III. НЕОДОЛИМАЯ ПЕЧАЛЬ СУДЬБЫ

Дабы разрешить этот вопрос или внести в него ясность, обратимся к мировой классике. Кто поставил этот вопрос, а точнее проблему, краеугольным камнем своего учения и творчества? И тут же немедленный ответ. Конечно, это выдающийся еврейский философ Мартин Бубер (1878-1965), который в своей основной работе с эмблематичным названием «Я и Ты» (1923) пытался разрешить проблему человеческих отношений самым последовательным образом. Постулируя в этом мире отношений два основных слова – сочетание «Я – Ты» и «Я – Оно» он сразу же, на первых страницах, избавляя нас от всяческих романтических иллюзий, пишет следующее.
«Но в том и состоит возвышенная печаль нашей судьбы, что каждое Ты в нашем мире должно становиться Оно. Таким исключительным было присутствие Ты в непосредственном отношении: однако, коль скоро отношение исчерпало себя или стало пронизано средством, Ты становится объектом среди объектов, пусть самым благородным, но — одним из них, определенным в границе и мере».
В таком случае, возникает вопрос, как М. Бубер определяет окружающий мир Оно.
«Этот мир в известной степени надежен, он обладает плотностью и длительностью, гармоничное сочетание частей в его ансамбле доступно обозрению и обладает наглядностью, его воспроизводят, закрыв глаза, и проверяют с открытыми; вот он, здесь, ты можешь чувствовать его близость всей поверхностью своего тела, если ты ощущаешь именно так; или же он притаился в твоей душе, если такое представление тебе ближе; ведь это твой объект, он остается им по твоей милости, он остается тебе изначально чуждым, как внутри тебя, так и вовне. Воспринимая его, ты принимаешь его истинно таким, каким он тебе представляется, ты принимаешь его за «истину», и он позволяет тебе принимать себя, но он не дается тебе. Лишь относительно такого мира ты можешь «прийти к пониманию» с другими людьми; несмотря на то, что каждый представляет его по-разному, он готов быть вам общим объектом, но встретить в нем других ты не можешь. Без него тебе не выстоять в жизни, его надежность поддерживает тебя; но если ты в этом мире умрешь, ты будешь погребен в Ничто».
И далее:
«Мир Оно обладает связностью в пространстве и времени.

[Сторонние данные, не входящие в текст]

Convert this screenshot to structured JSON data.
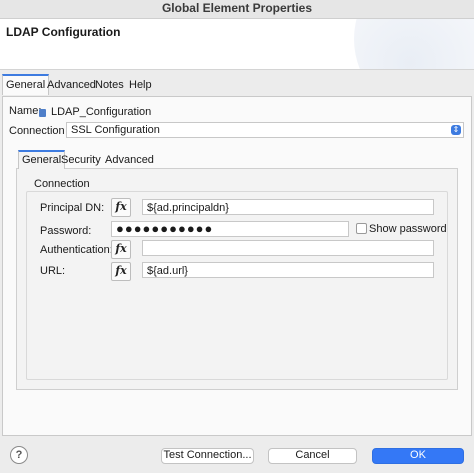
{
  "window": {
    "title": "Global Element Properties"
  },
  "header": {
    "title": "LDAP Configuration"
  },
  "tabs": [
    "General",
    "Advanced",
    "Notes",
    "Help"
  ],
  "form": {
    "name_label": "Name:",
    "name_value": "LDAP_Configuration",
    "connection_label": "Connection",
    "connection_value": "SSL Configuration"
  },
  "inner_tabs": [
    "General",
    "Security",
    "Advanced"
  ],
  "group_title": "Connection",
  "fields": {
    "principal_label": "Principal DN:",
    "principal_value": "${ad.principaldn}",
    "password_label": "Password:",
    "password_value": "●●●●●●●●●●●",
    "show_password_label": "Show password",
    "authentication_label": "Authentication:",
    "authentication_value": "",
    "url_label": "URL:",
    "url_value": "${ad.url}",
    "fx_label": "fx"
  },
  "footer": {
    "help_label": "?",
    "test_connection_label": "Test Connection...",
    "cancel_label": "Cancel",
    "ok_label": "OK"
  },
  "colors": {
    "accent": "#3478f6",
    "tab_indicator": "#3d7be0"
  }
}
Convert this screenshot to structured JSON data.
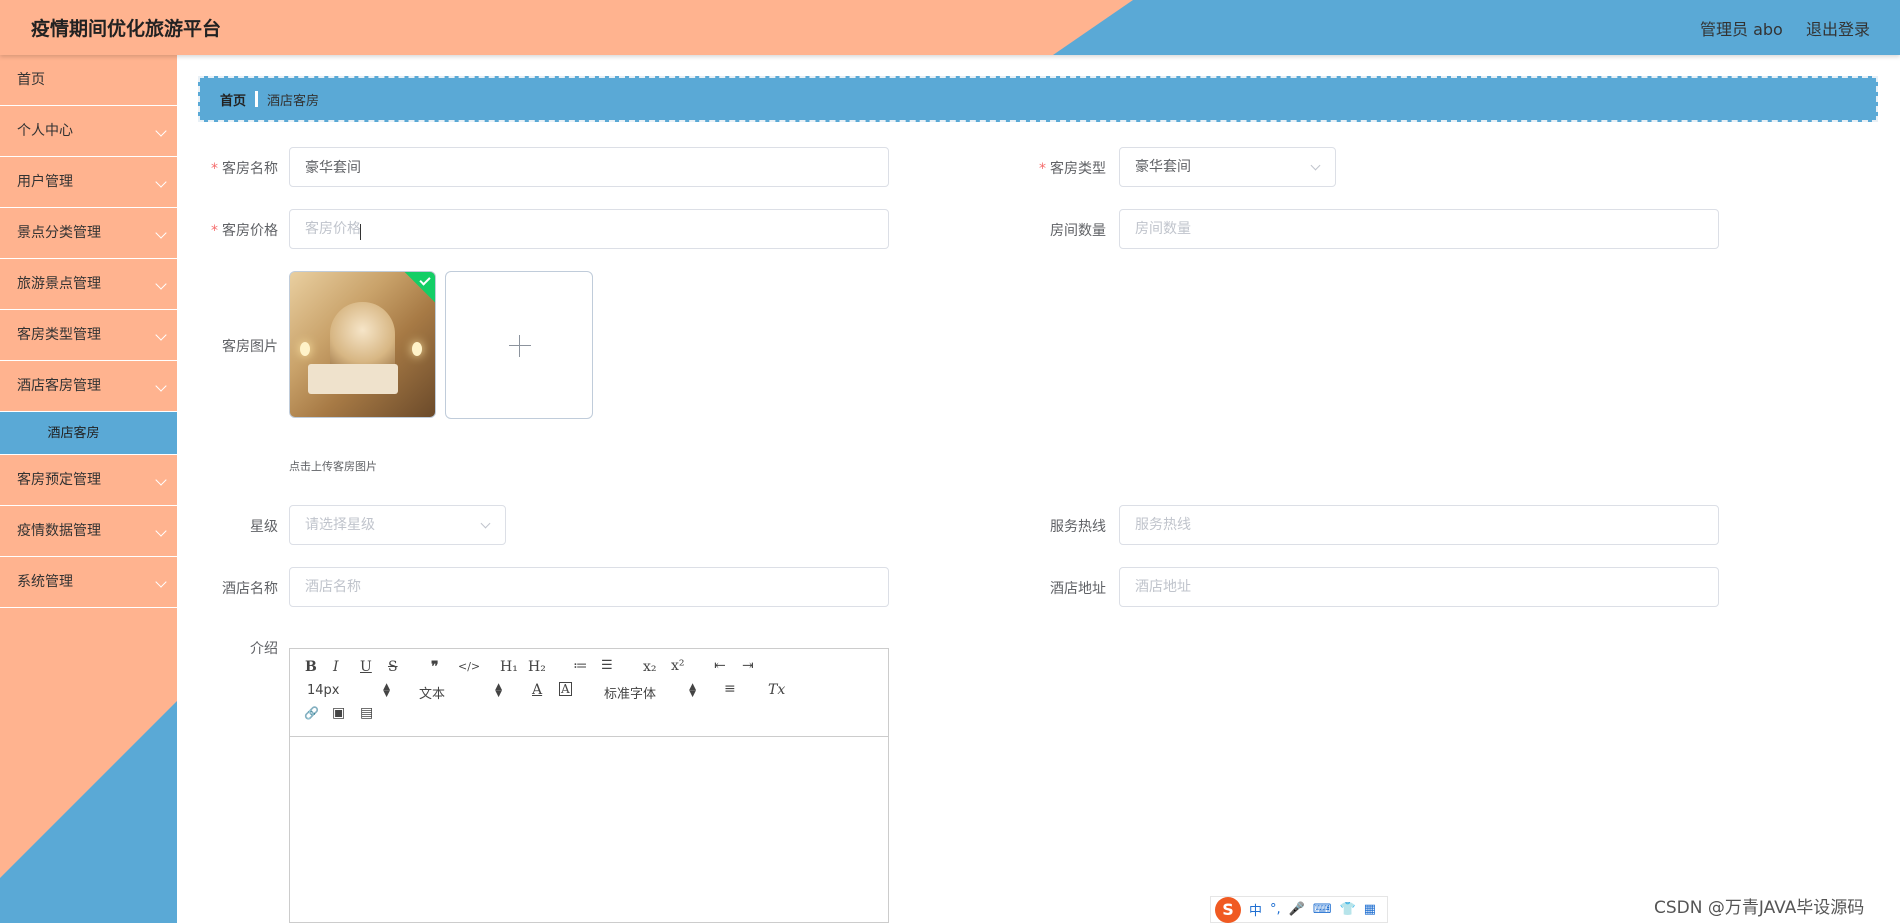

Мир Ты не имеет никакой связности в пространстве и времени.
Отдельное Ты должно стать Оно, когда отношение исчерпано.
Отдельное Оно может через вхождение в действительность отношения стать Ты.
Вот два основных преимущества мира Оно. Они побуждают человека смотреть на мир Оно как на такой мир, в котором приходится жить и в котором вполне можно жить, ибо он обеспечивает острыми и волнующими переживаниями, знаниями, деятельностью. В этой летописи, фиксирующей зримое, конкретное и полезное, моменты Ты кажутся диковинными лирикодраматическими эпизодами, пусть не лишенными соблазнов волшебства, но увлекающими к опасным крайностям, ослабляющими проверенные связи, оставляющими после себя больше вопросов, чем удовлетворенности ответами, угрожающими нашей безопасности, даже ужасающими, но ничем не заменимыми. Ибо, если в этих моментах нельзя жить и приходится возвращаться в «мир», к чему покидать его? Почему бы не
призвать к порядку выступающее в пред-стоянии по отношению к нам и не вернуть его назад, в объектность? И если порой невозможно не говорить Ты, обращаясь к отцу, жене, другу, почему бы, говоря Ты, не подразумевать Оно?
Произнести слово «ты» органами речи и вымолвить ужасающее основное слово совсем не одно и то же; даже прошептать душой влюбленное «ты» вполне безопасно, коль скоро имеется в виду одно: приобретение опыта и использование».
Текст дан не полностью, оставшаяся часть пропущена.